A 2-year-old Tooele boy died Friday after allegedly ingesting some of his mother’s methadone that had been kept in a sports drink bottle.
Medical units were called to a home near 500 West Oak Street at about 6:45 p.m. for Aden Goff, who was not breathing. The child was taken to Mountain West Medical Center where he later died, according to a probable cause statement.
At about 1:30 a.m. Saturday, the family returned to Mountain West Medical Center, this time with an 8-year-old boy who was complaining of a rash and swollen eyes, according to a probable cause statement. Emergency room staff tested the boy’s urine, which revealed the presence of methadone. The boy’s 5-year-old sister was also tested, and she too was positive for methadone, according to the statement.

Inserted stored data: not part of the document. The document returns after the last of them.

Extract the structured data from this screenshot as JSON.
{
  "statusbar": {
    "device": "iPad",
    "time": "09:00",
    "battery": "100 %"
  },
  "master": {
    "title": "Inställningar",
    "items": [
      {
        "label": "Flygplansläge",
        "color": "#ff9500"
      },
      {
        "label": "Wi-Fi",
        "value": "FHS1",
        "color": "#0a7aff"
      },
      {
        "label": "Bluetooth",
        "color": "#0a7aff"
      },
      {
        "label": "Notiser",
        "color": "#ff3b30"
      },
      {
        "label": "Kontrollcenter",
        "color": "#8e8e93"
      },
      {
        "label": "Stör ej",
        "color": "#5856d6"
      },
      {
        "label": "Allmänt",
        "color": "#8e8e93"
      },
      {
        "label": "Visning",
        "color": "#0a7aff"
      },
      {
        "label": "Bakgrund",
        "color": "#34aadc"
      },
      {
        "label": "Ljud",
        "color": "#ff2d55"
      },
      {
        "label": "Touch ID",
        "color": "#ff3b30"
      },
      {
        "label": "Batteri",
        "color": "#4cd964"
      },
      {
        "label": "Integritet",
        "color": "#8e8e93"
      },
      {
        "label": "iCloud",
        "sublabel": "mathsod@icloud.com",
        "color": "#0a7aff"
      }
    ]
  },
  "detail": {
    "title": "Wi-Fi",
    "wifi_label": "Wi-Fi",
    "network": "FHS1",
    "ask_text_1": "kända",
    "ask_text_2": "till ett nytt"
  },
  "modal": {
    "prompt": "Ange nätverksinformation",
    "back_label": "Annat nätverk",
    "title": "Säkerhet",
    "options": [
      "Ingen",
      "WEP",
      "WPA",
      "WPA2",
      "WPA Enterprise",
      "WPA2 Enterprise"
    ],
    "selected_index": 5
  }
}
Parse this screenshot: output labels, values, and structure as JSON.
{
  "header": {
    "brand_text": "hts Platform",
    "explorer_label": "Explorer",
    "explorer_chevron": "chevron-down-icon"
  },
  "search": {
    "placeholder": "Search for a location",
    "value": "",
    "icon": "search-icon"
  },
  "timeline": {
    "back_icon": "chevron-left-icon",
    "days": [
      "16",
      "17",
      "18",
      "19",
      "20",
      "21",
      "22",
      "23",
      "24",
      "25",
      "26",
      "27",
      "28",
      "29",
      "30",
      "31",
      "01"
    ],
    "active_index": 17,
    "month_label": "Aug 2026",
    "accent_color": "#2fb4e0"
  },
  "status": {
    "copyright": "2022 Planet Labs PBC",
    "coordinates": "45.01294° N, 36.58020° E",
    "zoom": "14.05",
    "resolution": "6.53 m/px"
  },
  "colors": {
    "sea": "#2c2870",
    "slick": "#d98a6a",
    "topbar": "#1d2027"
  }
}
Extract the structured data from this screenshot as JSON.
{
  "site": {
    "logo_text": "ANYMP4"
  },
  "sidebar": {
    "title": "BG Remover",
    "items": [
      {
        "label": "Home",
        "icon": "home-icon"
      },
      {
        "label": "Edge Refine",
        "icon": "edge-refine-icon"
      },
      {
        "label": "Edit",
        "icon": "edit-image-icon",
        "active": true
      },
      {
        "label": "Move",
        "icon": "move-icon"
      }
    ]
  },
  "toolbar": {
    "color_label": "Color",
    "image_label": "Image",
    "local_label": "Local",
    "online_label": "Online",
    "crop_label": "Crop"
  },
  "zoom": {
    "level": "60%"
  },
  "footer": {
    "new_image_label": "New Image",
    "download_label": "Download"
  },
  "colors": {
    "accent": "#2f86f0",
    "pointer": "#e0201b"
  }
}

Methadone is a synthetic opioid typically used to medically mitigate withdrawal symptoms from addictions to opiates, such as morphine, heroin and opioide painkillers. Children who swallow methadone may turn pale, break out into a cold sweat, have difficulty breathing or become unconscious.
Capt. Paul Wimmer of the Tooele City Police Department said the children’s mother, Jill Goff, 32, had kept methadone in a Gatorade bottle near her bed, and had inadvertently poured it into a sippy cup for the toddler instead of actual Gatorade. When the 2 year old didn’t like it, she had the 5 year old try it, and when the 5 year old didn’t like it, she had the 8 year old try the drink, Wimmer said.
“When the 8 year old tasted it, he said, ‘Mom, it tastes like medicine.’ She said that’s when she realized she had given them methadone,” Wimmer added.
After realizing her mistake, Goff told police she tried to get the 2 year old to throw up, and then lay down with him for a nap, according to the probable cause statement. The call for medical help, after a 14-year-old sibling noticed the child was not breathing, came about two hours and 45 minutes after giving the toddler the sippy cup.
Wimmer said Goff told police she had not taken the toddler for medical attention or called Poison Control because she was afraid she would get in trouble, even though earlier medical intervention would have likely altered the outcome of the incident.
“She said she was scared,” Wimmer said. “That’s what’s disturbing about it: It was preventable.”
Goff was arrested and booked into the Tooele County Detention Center Saturday on two counts of child abuse, one count of endangerment of a child or vulnerable adult, and one count of homicide.
Wimmer said current indications are that Goff had the methadone legally; investigators are still trying to determine just how much she was supposed to have and whether that was how much she actually had in her possession.
“We’re kind of still trying to find out if she had the proper amount, make sure there wasn’t any doctor shopping, you might call it, to where she was getting more than she should have,” said Wimmer. “Obviously, storing it in a Gatorade bottle is not the way you store a controlled substance, but there’s no reason to believe she shouldn’t have had it.”
A candlelight vigel for Aden, organized by neighbors, is being held Tuesday night at 7 p.m. at Grandview Park. The public is invited to join.